Surtout elle, LA GUERRE !

Pourtant, au théâtre tout semble possible et peut l'être de façon radicale, à compter du moment où une mise à plat d'un texte exceptionnel côtoie l'intelligence scénographique d'un metteur en scène de génie et le talent de comédiens expérimentés.

C'est le cas de cette pièce de la Compagnie Le Théâtre De Demain, créée à l'initiative d'Alexandre Tchobanoff en 2021, qui va se jouer au Théâtre du Girasole. Comment ne pas ressortir de cette pièce profondément transformée avec un nouveau regard sur l'absurdité de la guerre et l'inexorable incapacité des hommes à mêler leurs voix respectives dans ces moments-là.

Car de tout temps, l'incapacité de dialogue est de mise entre celles et ceux qui font la guerre et celles et ceux qui la subissent. L'Ukraine en est malheureusement un exemple terrifiant encore aujourd'hui…

© Jon. D.
© Jon. D.
"Comment s'approprier ces histoires où la voix du traumatisme domine et où la brutalité du réel vous submerge ? Il doit y avoir une voie d'écriture pour approcher cela. C'est une entreprise risquée, mais elle est importante. La scène doit avoir cette ambition-là : celle de s'ouvrir aux fureurs du monde. Comment prêter sa voix à ces hommes et femmes-là, avec un ton juste ? Comment dire cette horreur ?", Laurent Gaudé.
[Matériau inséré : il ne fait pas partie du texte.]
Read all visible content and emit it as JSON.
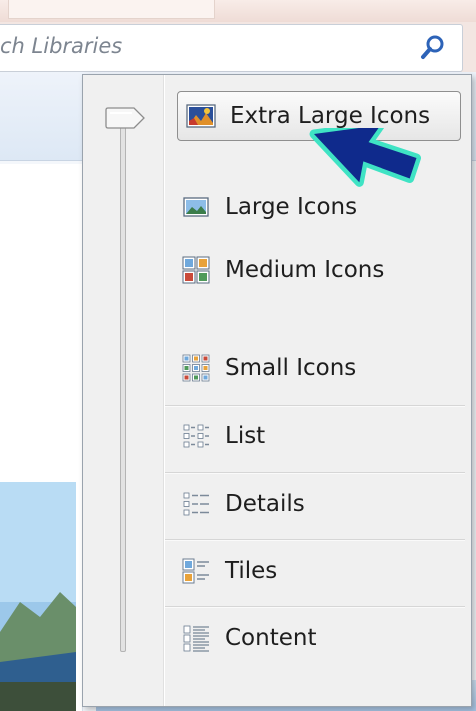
{
  "search": {
    "placeholder_text": "ch Libraries",
    "icon": "magnifier-icon"
  },
  "view_menu": {
    "slider_icon": "slider-thumb",
    "items": [
      {
        "label": "Extra Large Icons",
        "icon": "extra-large-icons-icon",
        "selected": true
      },
      {
        "label": "Large Icons",
        "icon": "large-icons-icon",
        "selected": false
      },
      {
        "label": "Medium Icons",
        "icon": "medium-icons-icon",
        "selected": false
      },
      {
        "label": "Small Icons",
        "icon": "small-icons-icon",
        "selected": false
      },
      {
        "label": "List",
        "icon": "list-view-icon",
        "selected": false
      },
      {
        "label": "Details",
        "icon": "details-view-icon",
        "selected": false
      },
      {
        "label": "Tiles",
        "icon": "tiles-view-icon",
        "selected": false
      },
      {
        "label": "Content",
        "icon": "content-view-icon",
        "selected": false
      }
    ]
  },
  "colors": {
    "pointer_fill": "#0f2a8c",
    "pointer_outline": "#3fe3c4",
    "selection_border": "#8f8f8f"
  }
}
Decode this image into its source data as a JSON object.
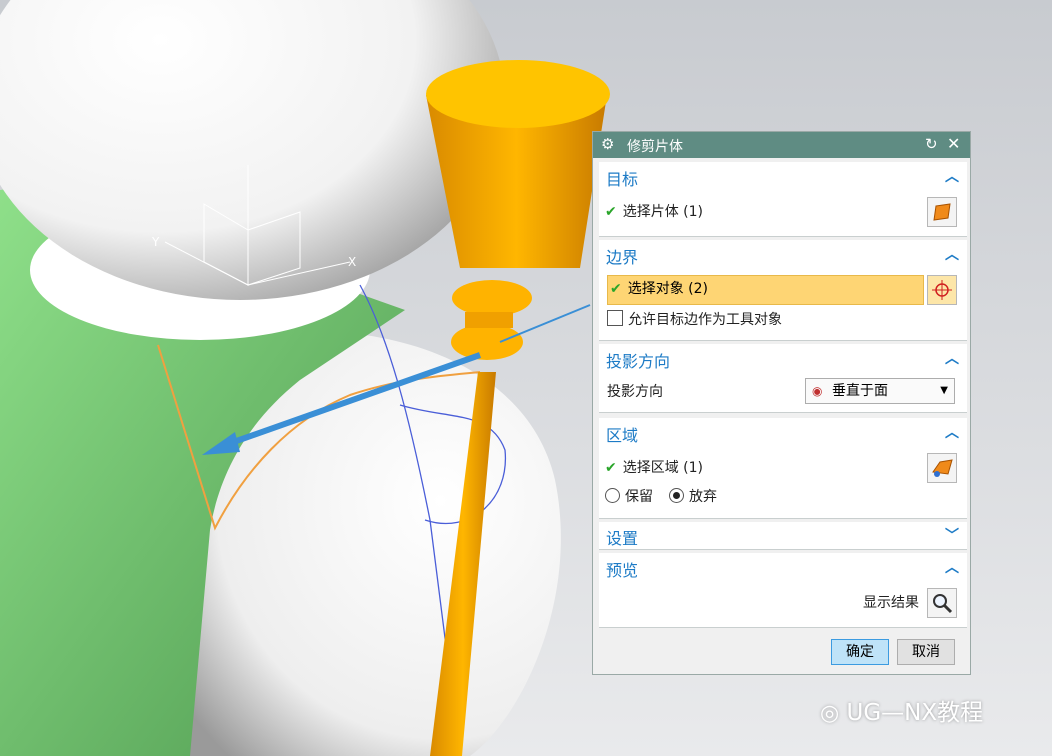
{
  "dialog": {
    "title": "修剪片体",
    "title_icon": "gear-icon",
    "reset_icon": "reset-icon",
    "close_icon": "close-icon",
    "accent": "#1d7bc6",
    "title_color": "#5f8c83"
  },
  "sections": {
    "target": {
      "title": "目标",
      "select_label": "选择片体 (1)"
    },
    "boundary": {
      "title": "边界",
      "select_label": "选择对象 (2)",
      "allow_label": "允许目标边作为工具对象"
    },
    "projection": {
      "title": "投影方向",
      "label": "投影方向",
      "value": "垂直于面"
    },
    "region": {
      "title": "区域",
      "select_label": "选择区域 (1)",
      "keep_label": "保留",
      "discard_label": "放弃",
      "selected": "放弃"
    },
    "settings": {
      "title": "设置"
    },
    "preview": {
      "title": "预览",
      "show_result_label": "显示结果"
    }
  },
  "buttons": {
    "ok": "确定",
    "cancel": "取消"
  },
  "viewport": {
    "axis_x": "X",
    "axis_y": "Y"
  },
  "watermark": {
    "text": "UG—NX教程"
  }
}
Une de ses traversées humaines abominables dont parle l'auteur, c'est notamment celle d'une femme kosovare dont il lira l'histoire dans Libération, rescapée d'un massacre de son village, jetée dans un camion sur des cadavres et qui ne pouvait plus respirer. Ce fait inconcevable, mais pourtant bien réel, lui inspirera cette pièce bouleversante. Le fils de cette femme venait d'être abattu, son corps se trouvait sur le sien, tout comme celui de sa fille. Quant à elle, elle vivra !
"Mais à quoi ça sert de vivre à présent parce qu'ils les ont tous tués !".
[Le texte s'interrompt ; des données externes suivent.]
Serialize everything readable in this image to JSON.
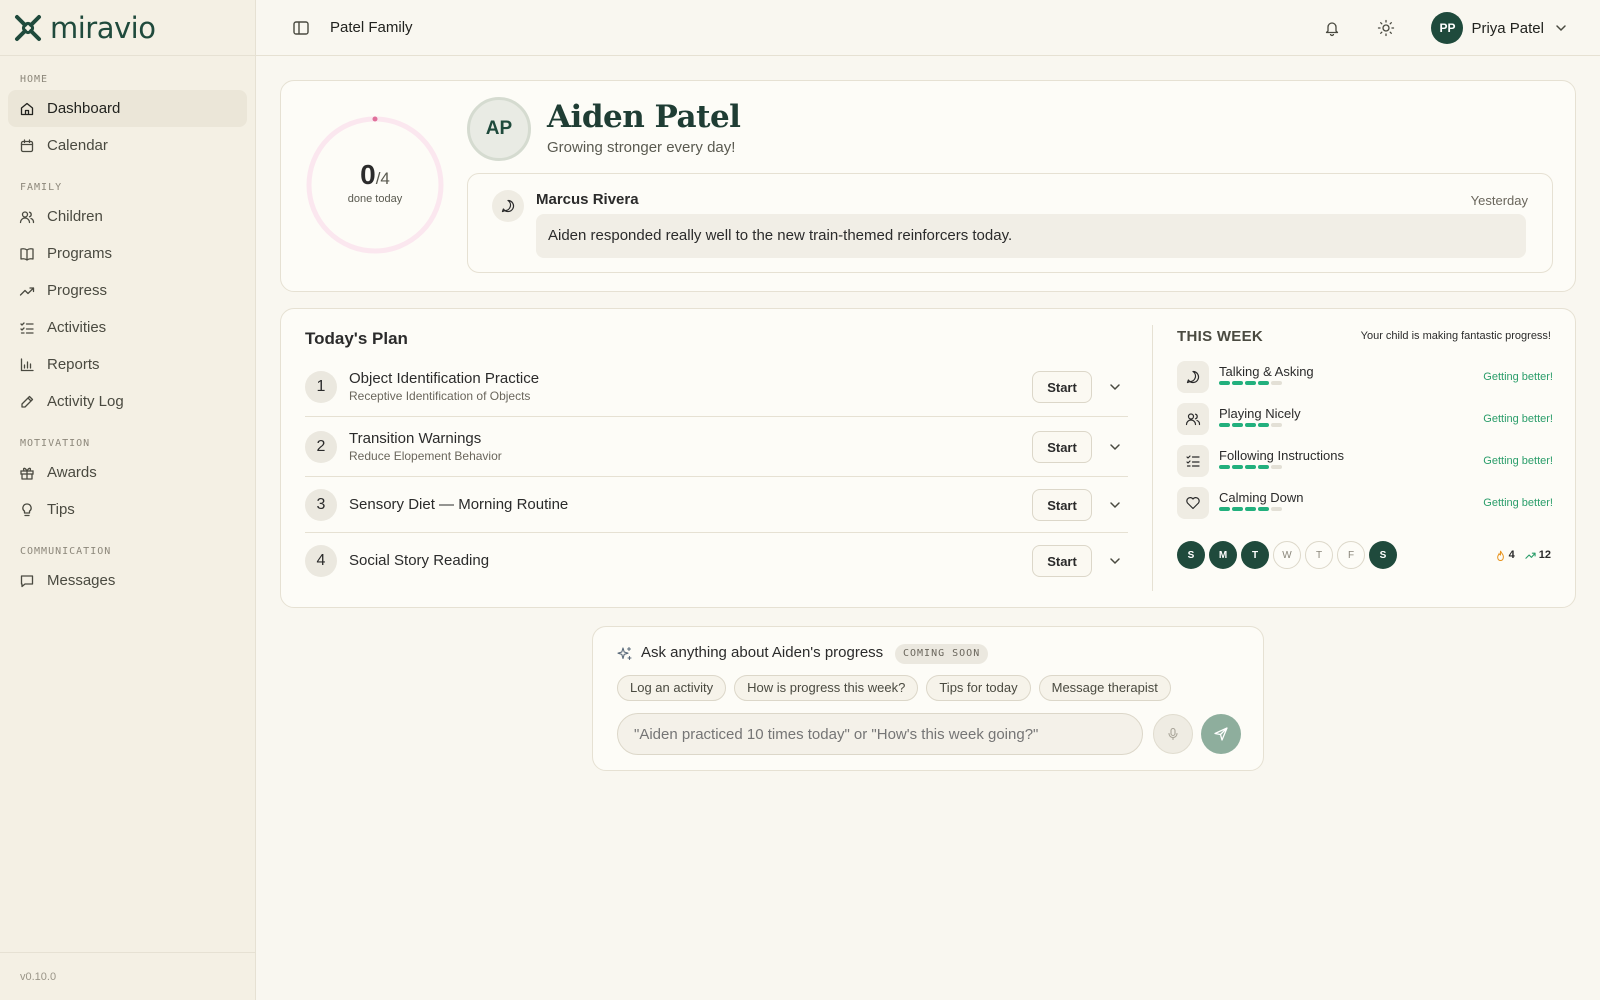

Face à de tels propos, ce sont en premier des images connues qui nous reviennent en mémoire, notamment celles du documentaire "Nuit et Brouillard", film de 1956 dans lequel Alain Resnais documente l'abandon des camps nazis de Majdanek et Auschwitz. Ces images insoutenables ne nous ont jamais vraiment quittés.

© Jon. D.
© Jon. D.
Mais le théâtre n'a jamais été, n'est et ne sera jamais le cinéma ! Laurent Gaudé et Alexandre Tchobanoff le savent pertinemment et ce ne sont aucunement des charniers de corps entassés que cette pièce propose au public, mais une scénographie d'une intelligence fine et d'une sensibilité à couper le souffle dont on se dit que peut-être, l'appart de la vidéo n'apporte pas grand-chose tant le reste parle de lui-même.
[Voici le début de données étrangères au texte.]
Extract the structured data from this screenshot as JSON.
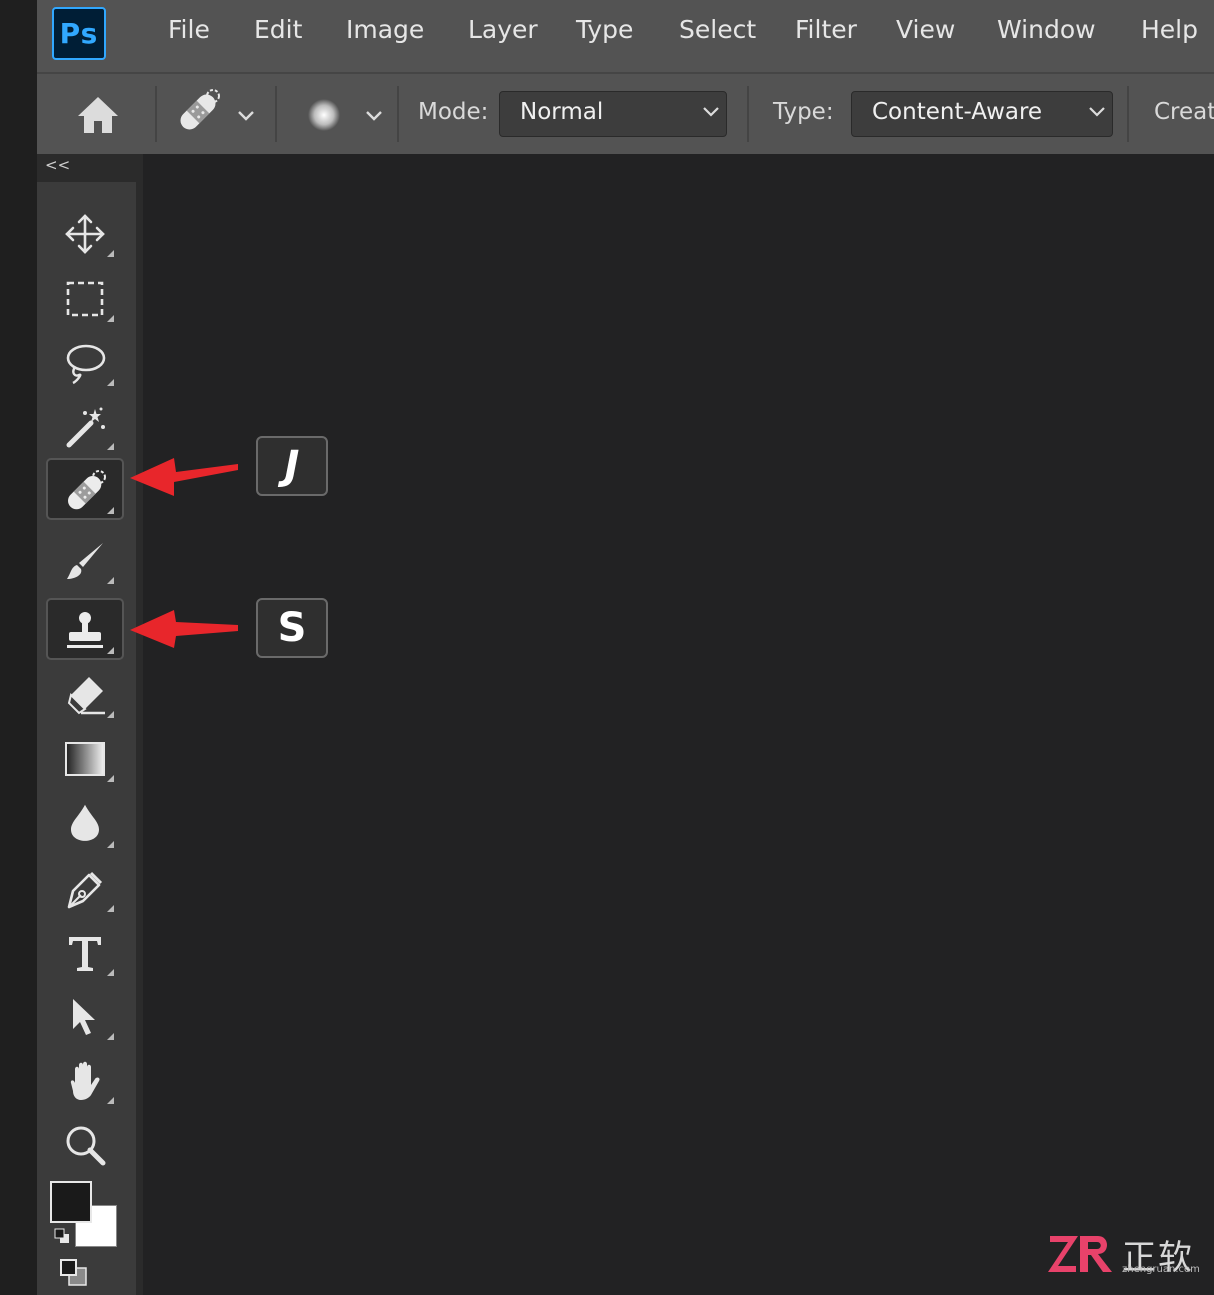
{
  "app": {
    "logo_text": "Ps"
  },
  "menu": {
    "items": [
      "File",
      "Edit",
      "Image",
      "Layer",
      "Type",
      "Select",
      "Filter",
      "View",
      "Window",
      "Help"
    ]
  },
  "options_bar": {
    "mode_label": "Mode:",
    "mode_value": "Normal",
    "type_label": "Type:",
    "type_value": "Content-Aware",
    "create_label": "Create"
  },
  "toolbar": {
    "collapse_label": "<<",
    "tools": [
      {
        "name": "move-tool",
        "icon": "move-icon"
      },
      {
        "name": "rectangular-marquee-tool",
        "icon": "marquee-icon"
      },
      {
        "name": "lasso-tool",
        "icon": "lasso-icon"
      },
      {
        "name": "magic-wand-tool",
        "icon": "magic-wand-icon"
      },
      {
        "name": "spot-healing-brush-tool",
        "icon": "bandage-icon",
        "selected": true
      },
      {
        "name": "brush-tool",
        "icon": "brush-icon"
      },
      {
        "name": "clone-stamp-tool",
        "icon": "stamp-icon",
        "selected": true
      },
      {
        "name": "eraser-tool",
        "icon": "eraser-icon"
      },
      {
        "name": "gradient-tool",
        "icon": "gradient-icon"
      },
      {
        "name": "blur-tool",
        "icon": "drop-icon"
      },
      {
        "name": "pen-tool",
        "icon": "pen-icon"
      },
      {
        "name": "type-tool",
        "icon": "type-icon"
      },
      {
        "name": "path-selection-tool",
        "icon": "arrow-icon"
      },
      {
        "name": "hand-tool",
        "icon": "hand-icon"
      },
      {
        "name": "zoom-tool",
        "icon": "zoom-icon"
      }
    ]
  },
  "annotations": {
    "key_j": "J",
    "key_s": "S",
    "arrow_color": "#e8262b"
  },
  "watermark": {
    "chinese": "正软",
    "url": "zhengruan.com"
  }
}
"J'ai été très heureux de découvrir votre travail et de voir ainsi vivre mes mots", Laurent Gaudé à Alexandre Tchobanoff en 2022.

À notre humble avis, l'auteur peut l'être, heureux, d'avoir découvert l'an dernier le travail de ce metteur en scène, car il s'agit là d'un moment de théâtre foudroyant, grossi sans doute à son extrême par les échos qu'il nous en fait, dû aux circonstances mondiales que l'on connaît toutes et tous.

Cette rescapée, intemporelle par sa présence face aux circonstances, interprète de façon bouleversante un chant aux accents inconnus et enterre les morts, inlassablement, avec des gestes doux, certes comme nos deux fossoyeurs, mais à bien y regarder, leurs univers réciproques ne se rejoindront jamais.

© Jon. D.
© Jon. D.
L'interprétation, toute en forte sobriété de Prica Lona, est paradoxalement fluide face aux terribles circonstances, mais aussi face aux attitudes parfois clownesques de nos deux fossoyeurs. Immanquablement, elle transmet l'idée que décidément la guerre, ça ne devrait pas exister !

Coincés par leurs préoccupations réciproques, répétitives et harassantes, les deux hommes, interprétés avec grande justesse par Arnaud Charbonnier et Olivier Hamel, oscillent entre désespoir risible et absurde. Ces deux comédiens transmettent une grande complicité dès les premiers instants de leur présence sur scène et séduisent le spectateur qui se promet, une fois prochaine, de leur apporter du savon pour qu'ils puissent se débarrasser de l'odeur pestilentielle qui ne disparaît pas.

"Ça gratte sur les mains, ça démange !" Il n'y a pas de guérison possible pour eux. Pour la femme rescapée, tout semble néanmoins possible. Enterrer les morts pour finalement continuer à vivre.
Le Théâtre du Girasole porte, en ce nouveau festival 2024, une pièce très riche et engagée qu'il ne fait absolument pas rater.

"Cendres sur les mains"

© Jon. D.
© Jon. D.
Texte : Laurent Gaudé.
Mise en scène : Alexandre Tchobanoff.
Assistante à la mise en scène : Prisca Lona.
Avec : Arnaud Carbonnier, Olivier Hamel, Prisca Lona.
Lumières : Alexandre Tchobanoff.
Costumes : Alexandre Tchobanoff, Prisca Lona.
Scénographie : Alexandre Tchobanoff, Prisca Lona.
Par la Cie "Le Théâtre de demain".
Tout public dès 12 ans.
Durée : 1 h 05.

•Avignon Off 2024•
Du 2 au 21 juillet 2024.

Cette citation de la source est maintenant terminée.